While Grand Princess passengers eventually disembarked at the Port of Oakland and were taken to Us bases for quarantine or repatriated to their home countries, hundreds of crew members remained on board under quarantine.
The nearly 650 crew members completed their 14-day quarantine last Saturday, ending a nearly month-long period of self-isolation.
The CDC issued an advisory on March 8 urging Americans not to travel on cruise ships worldwide. On April 9, the CDC extended its ‘no sail order’ for all cruise ships for up to 100 days.
In a call with reporters on Thursday, CEO Donald defended the company’s safety record, saying Carnival followed protocols from international authorities while handling high-profile coronavirus outbreaks aboard the two ships.
‘With (the Diamond Princess) we did exactly what we were told to do, because we cooperated with the Japanese Ministry of Health,’ Arnold said.
‘We followed their protocol; they decided to hold the ship, they decided to put the quarantine in place. Our job was to respect it and execute it, which is exactly what we did.’
On the Grand Princess, Arnold said: ‘We worked with the CDC, we worked with all the local authorities there – the governor, the ports, and as everybody figured out what they wanted to do. And we were in compliance with each of them.’
Carnival and other cruise companies are not eligible to receive funding from the CARES Act because they are incorporated outside of the United States.
Carnival´s shares are down 77 percent since January 1.
On Thursday, Arnold said Carnival, which is incorporated in Panama, has no plans to re-incorporate elsewhere. He said that he hopes to have some existing debt in Germany, the United Kingdom and Italy extended and to defer the maturities on that debt at this time, as a result of stimulus packages in those countries.
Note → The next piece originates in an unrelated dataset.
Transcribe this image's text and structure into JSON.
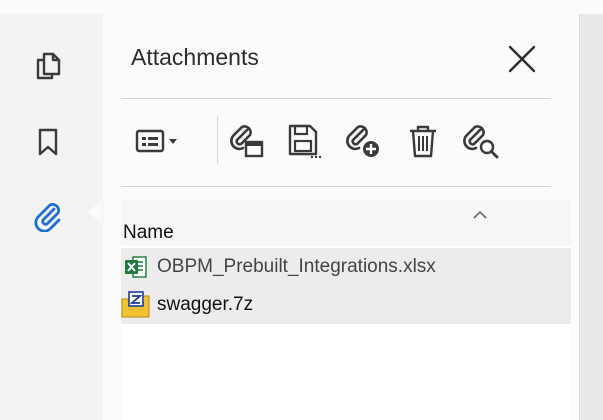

Speaking on CNBC on April 14, Arnold said Carnival´s bookings for 2021 are strong.
Jan Swartz, the president of Carnival’s Princess Cruises, told Bloomberg that she believes the ordeal and how they handled it will make passengers more likely to travel with them in the future.
‘There are many loyal Princess guests who have told us that this has actually cemented Princess as their No. 1 vacation choice,’ Swartz said.